Effective stewardship of the Company’s affairs
Regular Board meetings are held to consider, as appropriate, such matters as overall strategy, investment performance, gearing, share price performance, share price discount, the shareholder profile of the Company and communication with shareholders. The Chairman is responsible for setting the Board’s agenda and ensuring that adequate time is available for discussion on all agenda items, in particular strategic issues.
Further information on the governance of Electra Private Equity PLC can be found in the Company’s latest Annual Report.
Alternative Investment Fund Manager (AIFM)
Electra has appointed G10 Capital Limited ("G10") as its alternative investment fund manager or “AIFM". G10 is a private limited company incorporated in England (company number 09224491), whose registered office is at 136 Buckingham Palace Road, London SW1W 9SA. G10 is authorised and regulated by the FCA with firm reference number 648953. G10 is part of IQ-EQ.
Terms of reference
The Board is assisted by a number of Committees:
The Valuations Committee adds a further level of oversight to the valuation process carried out by G10 Capital Limited under its contractual arrangements with the Company. The members of the Committee are Paul Goodson (Chair), David Lis and Linda Wilding.
The Committee meets twice to review the valuation of investments as at 31 March and 30 September.
The Board is supported by the Audit and Risk Committee. The members of the Committee are Linda Wilding (Chair), Paul Goodson and David Lis.
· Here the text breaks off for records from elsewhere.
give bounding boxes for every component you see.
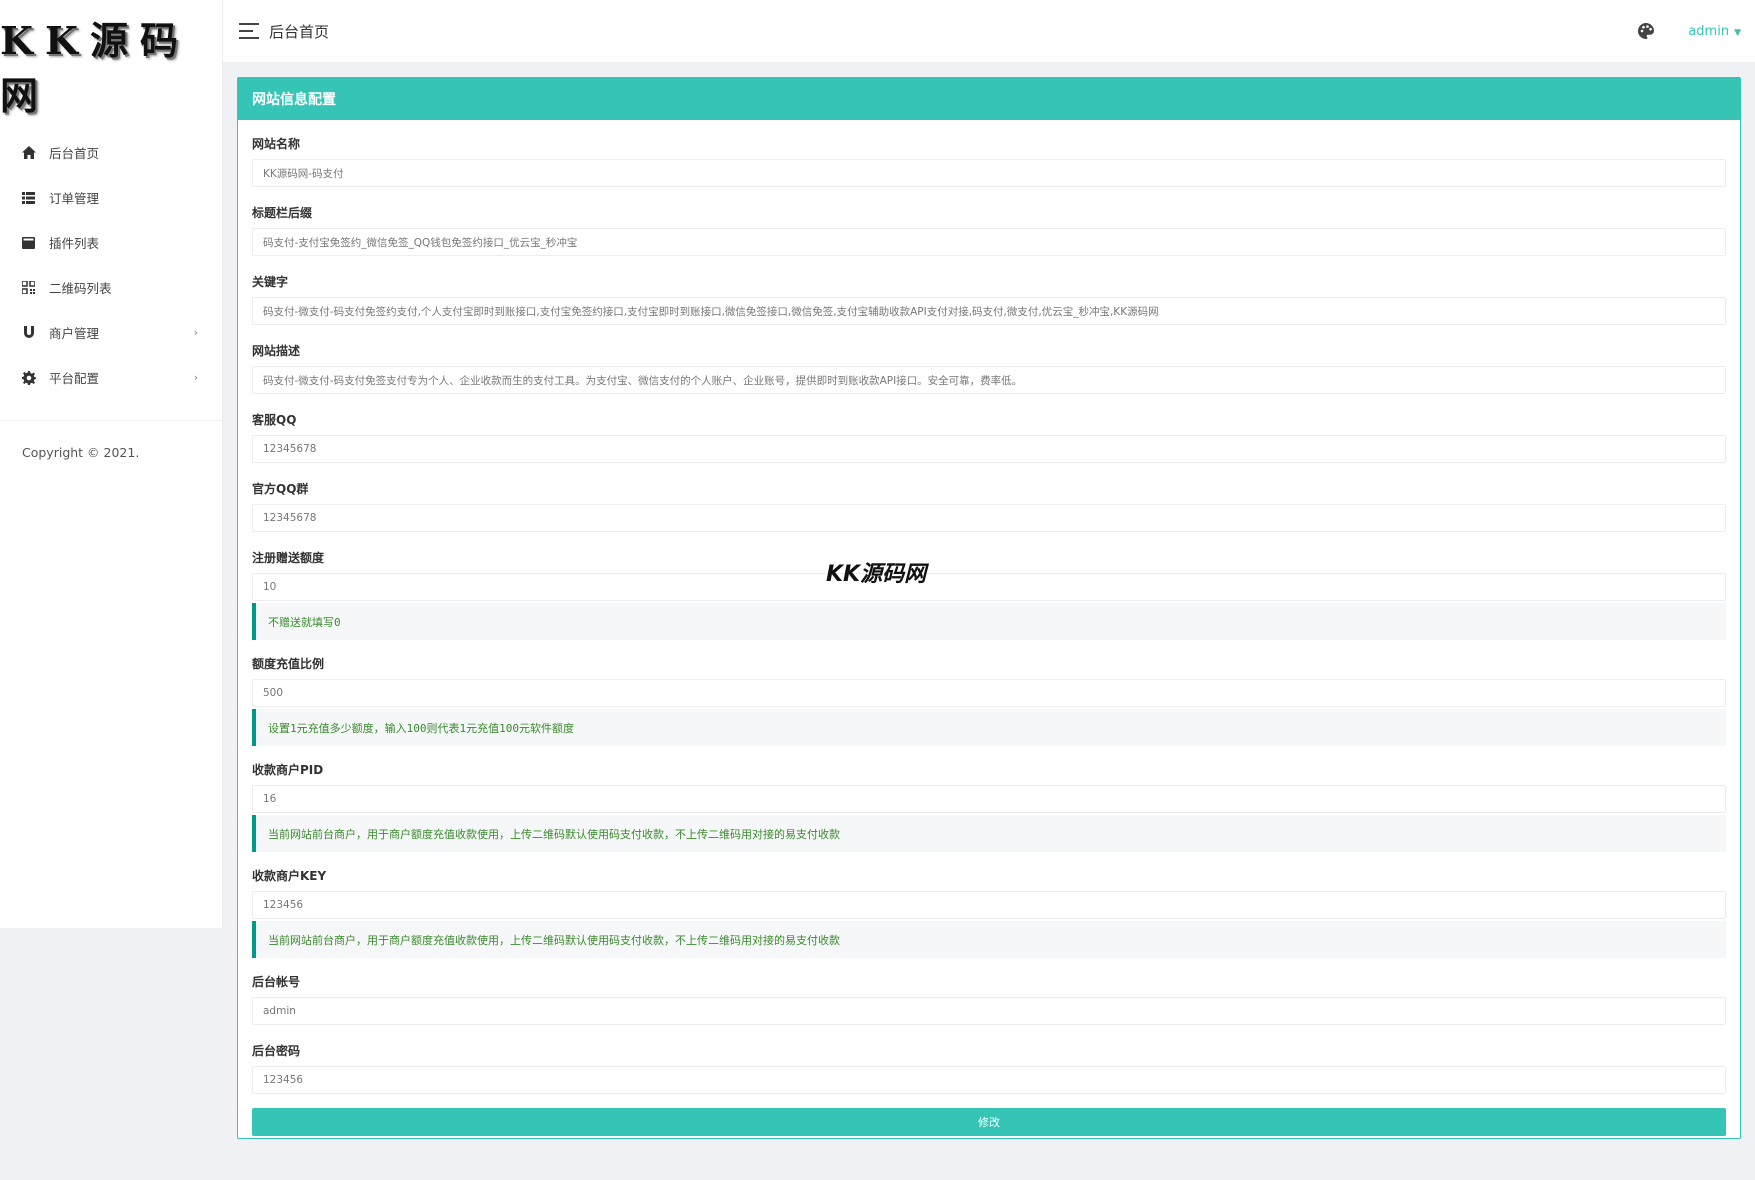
title-suffix-input[interactable] [252, 228, 1726, 256]
field-admin-account: 后台帐号 [252, 974, 1726, 1025]
field-label: 收款商户KEY [252, 869, 327, 883]
site-config-form: 网站名称 标题栏后缀 关键字 网站描述 客服QQ 官方QQ群 注册赠送额度 不赠… [238, 120, 1740, 1136]
field-site-name: 网站名称 [252, 136, 1726, 187]
field-service-qq: 客服QQ [252, 412, 1726, 463]
menu-toggle-icon[interactable] [239, 23, 259, 39]
field-official-qq-group: 官方QQ群 [252, 481, 1726, 532]
user-menu[interactable]: admin ▼ [1688, 24, 1741, 39]
sidebar-item-label: 插件列表 [49, 236, 100, 251]
topbar-right: admin ▼ [1637, 22, 1741, 40]
sidebar-item-qrcodes[interactable]: 二维码列表 [0, 265, 222, 310]
field-title-suffix: 标题栏后缀 [252, 205, 1726, 256]
description-input[interactable] [252, 366, 1726, 394]
recharge-ratio-input[interactable] [252, 679, 1726, 707]
plugin-icon [21, 235, 36, 250]
copyright-text: Copyright © 2021. [22, 445, 140, 460]
sidebar-nav: 后台首页 订单管理 插件列表 二维码列表 商户管理 › 平台配置 › [0, 130, 222, 400]
chevron-right-icon: › [193, 371, 198, 384]
sidebar-item-home[interactable]: 后台首页 [0, 130, 222, 175]
user-name: admin [1688, 23, 1730, 39]
sidebar-item-plugins[interactable]: 插件列表 [0, 220, 222, 265]
site-logo[interactable]: KK源码网 [0, 0, 222, 130]
field-label: 后台密码 [252, 1044, 301, 1058]
official-qq-group-input[interactable] [252, 504, 1726, 532]
sidebar-item-label: 订单管理 [49, 191, 100, 206]
field-register-bonus: 注册赠送额度 不赠送就填写0 [252, 550, 1726, 640]
field-label: 后台帐号 [252, 975, 301, 989]
caret-down-icon: ▼ [1734, 27, 1741, 38]
sidebar-item-label: 后台首页 [49, 146, 100, 161]
field-admin-password: 后台密码 [252, 1043, 1726, 1094]
field-label: 网站名称 [252, 137, 301, 151]
help-text: 设置1元充值多少额度，输入100则代表1元充值100元软件额度 [252, 709, 1726, 746]
admin-account-input[interactable] [252, 997, 1726, 1025]
field-merchant-pid: 收款商户PID 当前网站前台商户，用于商户额度充值收款使用，上传二维码默认使用码… [252, 762, 1726, 852]
help-text: 当前网站前台商户，用于商户额度充值收款使用，上传二维码默认使用码支付收款，不上传… [252, 815, 1726, 852]
field-label: 标题栏后缀 [252, 206, 313, 220]
field-label: 收款商户PID [252, 763, 324, 777]
merchant-key-input[interactable] [252, 891, 1726, 919]
keywords-input[interactable] [252, 297, 1726, 325]
palette-icon[interactable] [1637, 22, 1655, 40]
field-merchant-key: 收款商户KEY 当前网站前台商户，用于商户额度充值收款使用，上传二维码默认使用码… [252, 868, 1726, 958]
field-label: 关键字 [252, 275, 289, 289]
submit-button[interactable]: 修改 [252, 1108, 1726, 1136]
sidebar-item-orders[interactable]: 订单管理 [0, 175, 222, 220]
sidebar-item-label: 商户管理 [49, 326, 100, 341]
admin-password-input[interactable] [252, 1066, 1726, 1094]
help-text: 不赠送就填写0 [252, 603, 1726, 640]
sidebar-item-platform-config[interactable]: 平台配置 › [0, 355, 222, 400]
field-label: 注册赠送额度 [252, 551, 325, 565]
page-title: 后台首页 [269, 22, 330, 41]
chevron-right-icon: › [193, 326, 198, 339]
merchant-pid-input[interactable] [252, 785, 1726, 813]
sidebar-item-label: 二维码列表 [49, 281, 112, 296]
site-name-input[interactable] [252, 159, 1726, 187]
sidebar-item-label: 平台配置 [49, 371, 100, 386]
register-bonus-input[interactable] [252, 573, 1726, 601]
field-label: 官方QQ群 [252, 482, 309, 496]
field-recharge-ratio: 额度充值比例 设置1元充值多少额度，输入100则代表1元充值100元软件额度 [252, 656, 1726, 746]
magnet-icon [21, 325, 36, 340]
qrcode-icon [21, 280, 36, 295]
field-description: 网站描述 [252, 343, 1726, 394]
field-keywords: 关键字 [252, 274, 1726, 325]
service-qq-input[interactable] [252, 435, 1726, 463]
field-label: 客服QQ [252, 413, 297, 427]
site-config-panel: 网站信息配置 网站名称 标题栏后缀 关键字 网站描述 客服QQ 官方QQ群 注册 [237, 77, 1741, 1139]
panel-title: 网站信息配置 [238, 78, 1740, 120]
watermark-text: KK源码网 [826, 562, 927, 587]
home-icon [21, 145, 36, 160]
sidebar: KK源码网 后台首页 订单管理 插件列表 二维码列表 商户管理 › 平台配置 ›… [0, 0, 223, 928]
field-label: 额度充值比例 [252, 657, 325, 671]
field-label: 网站描述 [252, 344, 301, 358]
gear-icon [21, 370, 36, 385]
top-bar: 后台首页 admin ▼ [223, 0, 1755, 62]
sidebar-item-merchants[interactable]: 商户管理 › [0, 310, 222, 355]
help-text: 当前网站前台商户，用于商户额度充值收款使用，上传二维码默认使用码支付收款，不上传… [252, 921, 1726, 958]
list-icon [21, 190, 36, 205]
The Committee meets several times in the year under review and a report of its activities is contained in the latest Annual Report.
The Remuneration Committee members are David Lis (Chair), Paul Goodson and Linda Wilding.
The Committee’s duties include determining and agreeing with the Board the policy for remuneration of the Directors. Where appropriate, the Committee will consider both the need to judge the position of the Company relative to other companies regarding the remuneration of Directors and the need to appoint external remuneration consultants.
The Committee meets several times in the year and a report of its activities is contained in the latest Annual Report.
The Committee members are Neil Johnson (Chair), Paul Goodson, David Lis and Linda Wilding.
The Committee’s duties include identifying and nominating, for the approval of the Board, candidates to fill Board vacancies based on merit and against objective criteria and with due regard for the benefits of diversity on the Board including gender.
The Committee meets several times in the year. It considered the changes to the Committee appointments of the Directors as referred to above.
Electra has adopted the UK Stewardship Code and has made disclosures regarding its policies on stewardship which can be found on the following link:
Modern Slavery Statement
As an investment trust, Electra does not provide goods or services in the normal course of business and does not have customers. Therefore the directors consider that the Company is not required to make any anti-slavery or human trafficking statement under the Modern Slavery Act 2015. However, Electra is committed to the prevention of slavery and human trafficking, and has taken appropriate steps in ensuring that that neither slavery or human trafficking occurs in its own business as well as the businesses of its portfolio investments and supply chain.